AITA for expecting my partner to stop tidying things in my home office?

I live with my girlfriend and we have moved into a 3 bedroom apartment. We agreed before we moved that the smallest bedroom would be my office since I work from home most of the time.

I mentioned that since the office is mine, I will be the one cleaning and tidying it and that when the door is closed that means my gf doesn’t come in which she agreed to.

When we’re cleaning the apartment on weekends she will still go to the office and start to tidy up the desk and I tell her to stop since I leave things how I want them.

She repeats that the office is messy but I just pointed out she has no reason to actually be in it. I said that the door was closed and she’s going out her way to move things around in a room she doesn’t need to be in.

She got annoyed and said I should be tidying it up more regularly than I am but I just told her that I leave things on my desk so I know exactly where they are for the next day and it doesn’t affect her at all.

She said I should be compromising and tidying it up better than I am but I disagreed since it’s my office and my girlfriend has no reason to ever actually be in the room. I pointed out the office is clean and it’s just some work things that I leave out on the desk.

She said it should be tidied with the rest of the apartment but I just told her that it’s my space and that I leave it how I like it and I leave it how I work best.

Just to clarify, the room is clean so I’ll dust, vacuum, remove mugs and things so it is just a bit of mess that is on the desk in the room and a few files next to the desk so it’s not unhygienic.

AITA for expecting my partner to stop tidying things in my home office?

14 thoughts on “AITA for expecting my partner to stop tidying things in my home office?”
  1. Absolutely NTA. Your GF is impinging unnecessarily. If she keeps insisting on doing it, start reorganising her make up and other personal stuff. It may help her empathise.

  2. NTA, but it sounds like there’s a control issue over the space that’s underlying the conflict. Having a “me” space in an “us” house can be a challenge, and it seems like there’s some discomfort around that between you.

  3. I think you gf is just nosy and want to see what’s going on in your office since you forbid her from stepping in.

  4. NTA Ask her why she is so hellbent on sabotaging your work. Is she deliberately trying to mess with your paycheck? Is she resentful that you can work from home?

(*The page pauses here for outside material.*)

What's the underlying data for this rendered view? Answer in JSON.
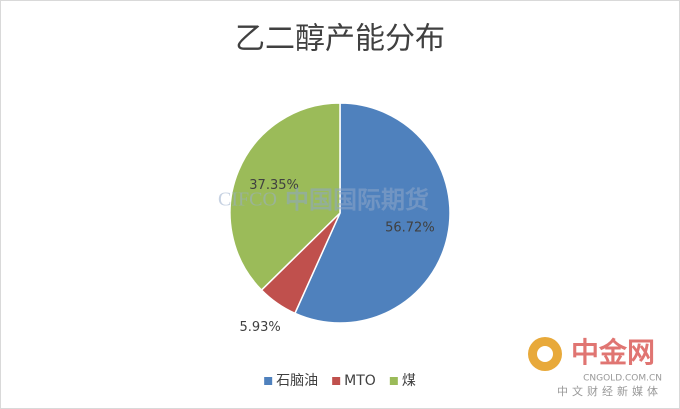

  5. NTA and depending on what your job is, she shouldn’t be anywhere near your desk. She needs to get to the point where she just acts like your office doesn’t even exist and the door stays closed 24/7

  6. NTA.

    Your partner is trying to enforce HER idea of tidyness (not cleanliness) on YOUR office. That’s wrong. Lots of people prefer to keep their desks the way you do. Some, like me, are a lot worse. (I find things in piles by reverse chronological order).

    What’s really important for her to understand, is that what she thinks is tidying up, is actually *hiding things* from you. Because she doesn’t know where you would keep them or file them if you were done with them.

    Does she keep toiletries out on the bathroom counter? Ask her how she would feel if YOU put them away in random drawers.

  7. NTA I would be super annoyed. I also leave things out on my desk for the next day to remind me of things. It doesn’t need to be “tidy” on her schedule because it’s not a shared space. As long as you’re not leaving food on any surfaces she has no reason to “clean” it. If she doesn’t want to see it she can close the door.

    Does she have trust or control issues?

  8. My husband’s office looks like a cocaine addict became a collector. It is atrocious.

    I would never so much as move a paper clip in his office.

    We store our extra paper products in there. I wouldn’t even go in to get toilet paper. I text him and he puts some in my bathroom.

    If he *asked* me to help I would be happy to, but he hates it *and* doesn’t want help.

    Keep the door closed.

  9. Too many people see tidiness as a moral issue. If you are not clearing your desk off every evening, you aren’t a good person.

    This attitude sucks and you need to push back not just on her ignoring your boundaries, but also the idea that mess means you are a bad person.